On the surface, Marinaleda is no difference from any other city in the region. It is perfectly located in the beautiful Campiña valley, surrounded by miles of olive plantations, rolling green hills, and golden fields of wheat stretching all the way to the horizon. The town is peaceful, beautiful, and tranquil; no different than any of the other cities found within the the southern province of Spain.
Surprisingly enough, it also happens to be a democratic, anti-capitalist village as well. Ever since the financial crisis of 2008, Marinaleda started gaining fame. It mayor, Juan Manuel Sánchez Gordillo, also know as “The Spanish Robin Hood,” organized and carried our supermarket raids in a direct action protest in which they loaded groceries into carts and took them to a local food bank to help feed the poor.
Gordillo was has been the democratically elected mayor since 1979, and defended his actions saying that it was not theft, but a non-violent act of disobedience.
“There are many families who can’t afford to eat,” he argued. “In the 21st century this is an absolute disgrace. Food is a right, not something with which you speculate.”
In the souther province of Spain there are 690,000 empty houses and properties due to bank foreclosures. However, that is not the case in Marinaleda. Anyone who wants to build their own house can do so for free. Materials and craftsmen are provided by the town hall.

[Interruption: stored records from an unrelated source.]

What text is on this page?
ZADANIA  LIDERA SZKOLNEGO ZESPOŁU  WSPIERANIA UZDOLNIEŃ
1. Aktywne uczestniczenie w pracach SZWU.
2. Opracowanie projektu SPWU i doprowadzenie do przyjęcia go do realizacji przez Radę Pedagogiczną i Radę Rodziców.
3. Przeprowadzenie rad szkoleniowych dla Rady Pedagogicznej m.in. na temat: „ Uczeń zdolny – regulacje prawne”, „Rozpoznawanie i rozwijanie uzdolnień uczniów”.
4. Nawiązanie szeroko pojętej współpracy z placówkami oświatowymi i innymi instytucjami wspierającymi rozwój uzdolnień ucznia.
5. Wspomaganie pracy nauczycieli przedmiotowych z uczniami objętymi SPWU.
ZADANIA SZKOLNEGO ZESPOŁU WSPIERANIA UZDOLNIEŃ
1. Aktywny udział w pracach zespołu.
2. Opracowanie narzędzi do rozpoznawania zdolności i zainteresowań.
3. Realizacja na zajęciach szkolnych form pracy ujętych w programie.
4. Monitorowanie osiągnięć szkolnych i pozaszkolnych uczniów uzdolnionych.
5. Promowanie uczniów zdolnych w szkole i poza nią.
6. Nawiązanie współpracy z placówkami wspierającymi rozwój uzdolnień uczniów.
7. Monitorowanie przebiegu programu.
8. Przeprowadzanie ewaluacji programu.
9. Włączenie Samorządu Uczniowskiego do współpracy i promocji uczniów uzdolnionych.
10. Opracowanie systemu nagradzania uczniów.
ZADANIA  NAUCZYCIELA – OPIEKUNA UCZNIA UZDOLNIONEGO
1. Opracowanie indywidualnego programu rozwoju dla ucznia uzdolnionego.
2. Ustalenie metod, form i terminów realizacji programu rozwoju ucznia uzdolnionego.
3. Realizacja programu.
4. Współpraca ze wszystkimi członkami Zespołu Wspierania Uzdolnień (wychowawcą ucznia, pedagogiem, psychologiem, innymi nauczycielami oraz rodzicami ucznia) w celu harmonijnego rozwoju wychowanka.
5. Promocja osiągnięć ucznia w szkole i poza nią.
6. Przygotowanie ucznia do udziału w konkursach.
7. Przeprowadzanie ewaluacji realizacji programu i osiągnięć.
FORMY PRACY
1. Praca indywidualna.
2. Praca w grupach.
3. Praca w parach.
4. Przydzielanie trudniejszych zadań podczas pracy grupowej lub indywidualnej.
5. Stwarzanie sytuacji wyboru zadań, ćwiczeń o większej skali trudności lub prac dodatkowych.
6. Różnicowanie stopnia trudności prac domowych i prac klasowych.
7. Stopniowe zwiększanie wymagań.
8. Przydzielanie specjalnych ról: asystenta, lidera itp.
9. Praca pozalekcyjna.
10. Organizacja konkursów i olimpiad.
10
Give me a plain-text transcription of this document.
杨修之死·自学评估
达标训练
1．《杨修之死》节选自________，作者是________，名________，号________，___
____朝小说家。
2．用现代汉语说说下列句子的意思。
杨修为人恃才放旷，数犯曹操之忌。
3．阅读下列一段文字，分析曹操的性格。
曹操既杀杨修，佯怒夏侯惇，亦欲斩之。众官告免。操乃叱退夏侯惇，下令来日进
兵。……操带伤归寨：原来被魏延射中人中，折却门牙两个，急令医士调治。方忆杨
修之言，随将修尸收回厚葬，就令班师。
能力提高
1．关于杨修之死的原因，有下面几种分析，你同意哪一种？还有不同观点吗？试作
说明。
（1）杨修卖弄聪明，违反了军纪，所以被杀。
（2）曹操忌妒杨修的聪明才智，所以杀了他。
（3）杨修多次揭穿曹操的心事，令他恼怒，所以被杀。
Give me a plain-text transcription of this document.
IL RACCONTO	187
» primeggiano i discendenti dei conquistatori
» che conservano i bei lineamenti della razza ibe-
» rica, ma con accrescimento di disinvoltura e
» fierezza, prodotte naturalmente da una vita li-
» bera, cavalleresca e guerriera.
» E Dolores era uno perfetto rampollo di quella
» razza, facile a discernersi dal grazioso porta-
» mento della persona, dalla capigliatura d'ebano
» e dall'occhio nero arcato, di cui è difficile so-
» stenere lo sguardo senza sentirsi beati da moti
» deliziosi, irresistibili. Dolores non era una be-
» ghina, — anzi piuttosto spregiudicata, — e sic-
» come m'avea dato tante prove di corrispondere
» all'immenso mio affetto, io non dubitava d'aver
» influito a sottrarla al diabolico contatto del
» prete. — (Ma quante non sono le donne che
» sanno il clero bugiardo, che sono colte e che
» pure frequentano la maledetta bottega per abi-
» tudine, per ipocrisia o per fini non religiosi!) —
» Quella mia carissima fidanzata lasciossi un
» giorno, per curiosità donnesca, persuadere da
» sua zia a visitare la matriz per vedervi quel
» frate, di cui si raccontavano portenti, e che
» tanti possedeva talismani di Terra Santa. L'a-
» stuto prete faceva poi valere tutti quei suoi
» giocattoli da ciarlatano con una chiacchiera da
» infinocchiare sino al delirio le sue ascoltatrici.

Families just have to pay $19 a month for rent for the rest of their lives, with the agreement that the house and property can never be sold for personal gain.
In the Andalusian province, unemployment is a whopping 37% (55% among young people.) On the other hand, Marinaleda, with a populations of around 2700, has almost full employment due to the to town’s farming cooperative. Laborers earn equal wages of $1600 per month. In a region where 1 in 3 people are unemployed, this full employment achievement should not be underestimated.
“We need to rethink our values, the consumer society, the value we place on money, selfishness and individualism,” Gordillo remarks. “Marinaleda is a small example, and we want this experience to extend throughout the world.”